The Middle Ages saw the strengthening of royal authority over the Rhône Valley, while the Counts of Savoie became the guardians of the higher Alps and the “Dauphins” ruled over the Dauphiné area. At the same time, new abbeys and monasteries were founded throughout the region. In 1268, a dauphin married the daughter of a Count of Savoie, thereby creating a short-lived union of the two domains. In 1349, the last dauphin sold the land to the French King and the title of "Dauphin" was thereafter reserved for the heir of the French crown.

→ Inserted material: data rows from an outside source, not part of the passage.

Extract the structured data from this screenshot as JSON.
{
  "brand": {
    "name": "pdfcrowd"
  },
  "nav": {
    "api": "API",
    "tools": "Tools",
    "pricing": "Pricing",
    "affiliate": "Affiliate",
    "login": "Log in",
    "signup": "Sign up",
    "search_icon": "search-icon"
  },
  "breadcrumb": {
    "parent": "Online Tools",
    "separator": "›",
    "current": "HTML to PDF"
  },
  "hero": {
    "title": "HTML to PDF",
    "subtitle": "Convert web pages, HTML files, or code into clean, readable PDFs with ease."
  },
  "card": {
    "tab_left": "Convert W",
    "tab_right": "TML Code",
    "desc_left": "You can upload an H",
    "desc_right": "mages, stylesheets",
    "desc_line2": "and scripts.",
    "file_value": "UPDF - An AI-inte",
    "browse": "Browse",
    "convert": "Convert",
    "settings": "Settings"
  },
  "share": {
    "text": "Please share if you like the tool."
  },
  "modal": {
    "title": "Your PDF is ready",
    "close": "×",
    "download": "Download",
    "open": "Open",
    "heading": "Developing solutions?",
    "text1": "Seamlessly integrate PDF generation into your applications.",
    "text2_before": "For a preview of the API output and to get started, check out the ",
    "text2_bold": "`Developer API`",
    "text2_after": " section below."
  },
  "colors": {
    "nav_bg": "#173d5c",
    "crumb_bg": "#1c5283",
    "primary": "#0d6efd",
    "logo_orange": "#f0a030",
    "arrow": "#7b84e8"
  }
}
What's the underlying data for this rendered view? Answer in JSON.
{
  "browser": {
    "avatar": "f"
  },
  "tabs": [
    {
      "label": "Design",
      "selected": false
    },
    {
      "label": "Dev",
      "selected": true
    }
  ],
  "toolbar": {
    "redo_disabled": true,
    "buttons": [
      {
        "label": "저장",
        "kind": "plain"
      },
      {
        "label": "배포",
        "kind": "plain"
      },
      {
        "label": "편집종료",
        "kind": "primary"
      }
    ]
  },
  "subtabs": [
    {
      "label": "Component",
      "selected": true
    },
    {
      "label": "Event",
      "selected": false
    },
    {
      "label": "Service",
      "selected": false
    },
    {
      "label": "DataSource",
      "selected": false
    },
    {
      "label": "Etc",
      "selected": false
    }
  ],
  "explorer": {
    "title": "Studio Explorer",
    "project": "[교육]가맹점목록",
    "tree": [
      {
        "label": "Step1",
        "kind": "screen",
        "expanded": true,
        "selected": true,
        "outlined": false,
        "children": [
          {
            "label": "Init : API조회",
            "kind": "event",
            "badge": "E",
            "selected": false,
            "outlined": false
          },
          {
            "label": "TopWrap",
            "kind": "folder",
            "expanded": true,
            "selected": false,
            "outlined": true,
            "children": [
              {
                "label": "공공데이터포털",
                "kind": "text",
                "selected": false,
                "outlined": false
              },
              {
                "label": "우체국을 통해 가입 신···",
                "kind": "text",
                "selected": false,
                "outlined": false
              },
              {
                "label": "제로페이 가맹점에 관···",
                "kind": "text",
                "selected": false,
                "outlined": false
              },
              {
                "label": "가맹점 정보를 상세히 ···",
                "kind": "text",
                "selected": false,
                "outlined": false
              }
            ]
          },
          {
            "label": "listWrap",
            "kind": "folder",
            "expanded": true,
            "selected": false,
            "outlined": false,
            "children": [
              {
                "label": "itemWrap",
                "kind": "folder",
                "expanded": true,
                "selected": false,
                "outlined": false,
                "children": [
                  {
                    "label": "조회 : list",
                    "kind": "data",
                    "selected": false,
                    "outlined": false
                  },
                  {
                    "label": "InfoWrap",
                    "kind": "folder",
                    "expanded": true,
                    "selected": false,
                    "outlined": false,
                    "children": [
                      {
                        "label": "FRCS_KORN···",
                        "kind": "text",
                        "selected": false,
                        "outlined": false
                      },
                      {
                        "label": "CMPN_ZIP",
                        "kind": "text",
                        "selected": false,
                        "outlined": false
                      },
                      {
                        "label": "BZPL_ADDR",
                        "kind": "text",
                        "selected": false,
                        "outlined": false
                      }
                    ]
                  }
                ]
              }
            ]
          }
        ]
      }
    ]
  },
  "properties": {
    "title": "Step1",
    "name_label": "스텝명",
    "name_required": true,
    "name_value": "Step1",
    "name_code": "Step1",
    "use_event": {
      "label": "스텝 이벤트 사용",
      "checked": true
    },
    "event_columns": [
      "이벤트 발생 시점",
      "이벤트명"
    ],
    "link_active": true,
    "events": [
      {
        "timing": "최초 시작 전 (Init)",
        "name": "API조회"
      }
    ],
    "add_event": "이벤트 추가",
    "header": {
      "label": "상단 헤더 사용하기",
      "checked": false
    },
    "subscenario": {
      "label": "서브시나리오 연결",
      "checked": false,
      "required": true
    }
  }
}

In the 15th century, Savoie was united with the Italian province of Piedmont to form the Dukedom of Savoie; the first firearms were manufactured in Saint-Etienne; and Lyon was granted a monopoly for the production and sale of silk in France. In 1481, King Louis XI inherited Savoie, ushering in a long period during which the area was alternately under the rule of France, Savoie and even Spain for eight years.
The conflicts of the 16th - century Wars of Religion were particularly bitter in the Dauphiné and Vivarais areas, where entire towns were destroyed. However, after losing its autonomy in 1628, Dauphiné recovered to enjoy a period of great economic expansion. Savoie was returned to the French crown in 1748, and a few decades later its chief city, Lyon, resisted the forces of the Revolution, facing reprisals as a result. In 1815, Savoie became the property of King Victor-Emmanuel I of Sardinia, but in an 1860 plebiscite gave overwhelming approval to the proposal of union with France.
Lyon became a crucial center for the Resistance during World War II, when Jean Moulin unified the movement and organized a secret army that operated in the south of France (Forces Françaises de L’Intérieur or FFI). Likewise, Dauphiné’s Vercors Mountains became a Resistance stronghold and the site of fierce battles near Thorens-Glières.